Nouvelles frontières

Avis de tempête de neige sur le Liban

OPINION. Le Liban est le pays qui compte le plus de réfugiés au monde. Ils sont ces jours-ci frappés par la tempête dans un pays au bord du gouffre

Ces jours-ci, il n’y a pas que les Alpes qui croulent sous la neige. Le Mont-Liban et ses environs sont aussi couverts d’un manteau blanc. Pour le plus grand plaisir de quelques skieurs. Et le désespoir de dizaines de milliers de réfugiés, pour la plupart syriens. La tempête Norma, en début de semaine, a fait chuter les températures et brassé les vents comme rarement dans la région. Les météorologues pronostiquent une autre tempête la semaine prochaine.

Dans certains campements de tentes, qui se comptent par centaines à travers le pays, l’eau atteint par endroits 50 centimètres. La situation est particulièrement pénible dans la plaine de la Bekaa et à Baalbek. Les gens déambulent dans l’eau glacée. Selon le Haut-Commissariat pour les réfugiés (HCR), 70 000 personnes sont menacées, dont 40 000 enfants. On déplore jusqu’ici un mort par noyade, une fillette.

Départs au compte-goutte

Officiellement, il y a 900 000 réfugiés au Liban. En réalité, ce chiffre pourrait atteindre 1,5 million, soit un habitant sur quatre. Ce qui fait du pays du Cèdre l’endroit au monde avec la plus forte concentration de réfugiés: aux Palestiniens, présents depuis des décennies pour la plupart, se sont ajoutés les Syriens et les Irakiens chassés par les guerres.

Que rajouter sur un désastre humanitaire qui dure depuis bientôt huit ans?

Arrivés en masse, les Syriens ne repartent qu’au compte-goutte, sur une base individuelle. Ils ont été quelque 17 000 à faire le chemin du retour en 2018. Rien n’indique que le mouvement va s’accélérer. Les victoires déclarées par Bachar el-Assad et ses alliés russes n’y changent rien, pas plus que le processus d’Astana ou celui de Genève. Les gens n’y croient pas, n’osent pas. La confiance ne se décrète pas. D’ailleurs, les combats continuent dans le nord-est de la Syrie, charriant de nouveaux flux de déplacés, et la bataille d’Idleb n’est qu’une question de temps, faisant craindre de nouveaux départs par dizaines de milliers.

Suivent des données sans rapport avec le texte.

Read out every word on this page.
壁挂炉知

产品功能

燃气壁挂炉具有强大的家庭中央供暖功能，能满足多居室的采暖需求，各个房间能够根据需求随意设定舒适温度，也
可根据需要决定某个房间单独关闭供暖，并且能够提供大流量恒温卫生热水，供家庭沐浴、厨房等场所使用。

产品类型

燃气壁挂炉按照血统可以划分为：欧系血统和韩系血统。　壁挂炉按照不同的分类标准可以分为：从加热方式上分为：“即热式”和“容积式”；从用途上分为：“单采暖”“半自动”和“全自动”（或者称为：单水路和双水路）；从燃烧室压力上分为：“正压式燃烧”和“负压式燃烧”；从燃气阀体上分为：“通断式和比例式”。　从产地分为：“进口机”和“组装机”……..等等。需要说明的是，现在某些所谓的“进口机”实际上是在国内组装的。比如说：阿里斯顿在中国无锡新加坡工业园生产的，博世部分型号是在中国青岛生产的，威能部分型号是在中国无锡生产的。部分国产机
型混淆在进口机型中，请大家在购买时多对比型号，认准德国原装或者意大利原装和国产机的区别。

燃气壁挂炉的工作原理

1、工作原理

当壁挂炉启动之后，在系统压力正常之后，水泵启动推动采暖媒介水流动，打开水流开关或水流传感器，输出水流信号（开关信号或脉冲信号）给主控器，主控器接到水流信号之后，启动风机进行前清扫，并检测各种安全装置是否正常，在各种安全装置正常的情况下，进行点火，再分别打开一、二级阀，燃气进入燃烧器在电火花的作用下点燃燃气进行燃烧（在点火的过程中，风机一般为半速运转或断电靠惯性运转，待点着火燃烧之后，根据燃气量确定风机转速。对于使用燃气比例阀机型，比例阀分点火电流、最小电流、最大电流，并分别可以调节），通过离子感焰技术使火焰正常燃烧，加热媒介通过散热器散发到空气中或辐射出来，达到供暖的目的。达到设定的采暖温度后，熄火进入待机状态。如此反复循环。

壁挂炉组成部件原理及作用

Si le nombre de réfugiés en provenance de cette région a fortement baissé en Europe depuis un an, la situation est toujours aussi préoccupante pour la Syrie et les pays voisins. Coordinateur de l’aide humanitaire de l’ONU au Liban, Philippe Lazzarini était de passage à Genève cette semaine pour faire le point au «siège» et témoigner. Que dire de plus? Que rajouter sur un désastre humanitaire qui dure depuis bientôt huit ans?

Comme un homme suspendu

Quand Philippe Lazzarini arrive au Liban, en 2015, l’ancien secrétaire général adjoint de l’ONU, Jan Eliasson, lui fait le topo sur son pays d’accueil: «C’est comme un homme suspendu au 12e étage d’un immeuble que ses voisins observent en se demandant quand il va tomber.» Les mois passent, les années passent, et les mêmes voisins observent le même homme en se posant la même question. «Comment ce pays tient encore face à de telles pressions, cela défie la gravité et la raison.» Combien de fois le Suisse a utilisé cette image pour expliquer l’inexplicable?

Il y a un an, la grande préoccupation des Libanais était logiquement la question des réfugiés, et leur pression sur l’emploi. Entre-temps, des élections ont enfin eu lieu – les premières depuis neuf ans – mais, depuis mai dernier, aucun gouvernement n’a pu se former: blocage absolu. L’économie se dégrade, de même que la situation géopolitique. Alors, pour les Libanais, les réfugiés ne sont plus qu’un problème parmi d’autres. Pour les réfugiés, l’ONU apporte 1,5 milliard par an, dont la moitié leur est versée en cash: 70% vivent en dessous du seuil de pauvreté.

Il y a beaucoup d’autres chiffres pour mesurer l’ampleur de la catastrophe au Liban. Mais à quoi bon? L’Europe s’est déchirée cette semaine pour accueillir 49 migrants bloqués durant deux semaines en mer sur un navire qui leur avait porté secours.